If Sorkin wants to use his show to argue that cable news sucks, and to present a vision of how it could be better, that's fine; it's a perfectly legitimate use of the airtime he's been given. But to present a vision that is completely unattainable is emphatically not fine; it's a narrative stacking of the deck that unfairly makes real cable news look even worse than it is. It's like scolding a child for getting an 85 on a 100-point spelling test instead of getting 237.

(If you want to argue that the right mix of lucky breaks and flukes could have gotten that kind of reporting on day one of the story, you're stretching the laws of coincidence beyond even their most generous fictional levels of plausibility, but I might be willing to let you get away with it. ONCE. If McAvoy and his team pull off this kind of reporting every week, it will be a serious problem with the show.)
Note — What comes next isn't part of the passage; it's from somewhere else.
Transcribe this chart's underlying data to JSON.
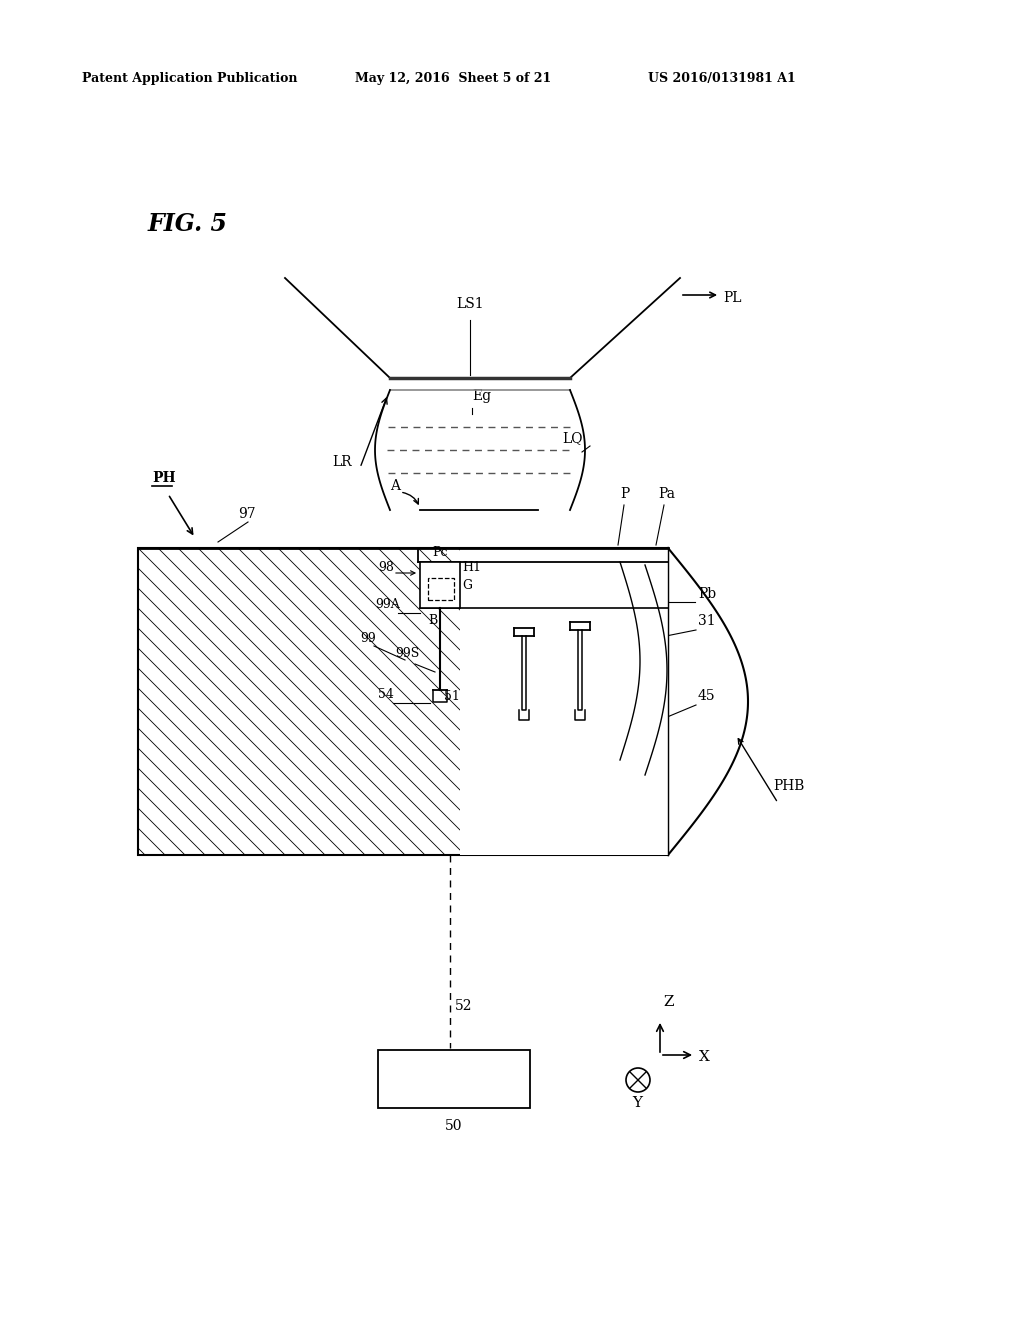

I also think that in a world where there really are no news networks or anchors this idealistic, presenting the case of a bunch of execs who care less about ratings than about journalism is a bit silly. The real world scenario that reporters are more often faced with is even worse: Doing real journalism when the boss wants to spend ten minutes reading Thurber stories, or giggling over Gerard Depardieu pissing on an airplane, or mixing cocktails (Keith Olbermann, Anderson Cooper, and Rachel Maddow, respectively, have wasted time on their "news" programs on such drivel). That would be just as compelling a story, and far more relevant to the world we actually live in.

But despite those flaws, the story's constructed well, and when Daniels, Mortimer, and Waterston rip into that Sorkin dialogue? Oh, it's almost as good as being back in the Bartlet White House.

1 comment:

Shaun said...

I never watched the Newsroom until this weekend. A coworker at Dish told me I would like the show after having a political talk at lunch one day. The one thing I love about HBO, they have so many ways to access their content that you can spend a couple days and get caught up on a season of a show. The show itself I like, it does tend to get a bit too political for me, but the humor in it helps lighten that mood and move on. I know what you are talking about on the timeline, I am sure they modified it to fit more into the show instead of being dragged out for weeks.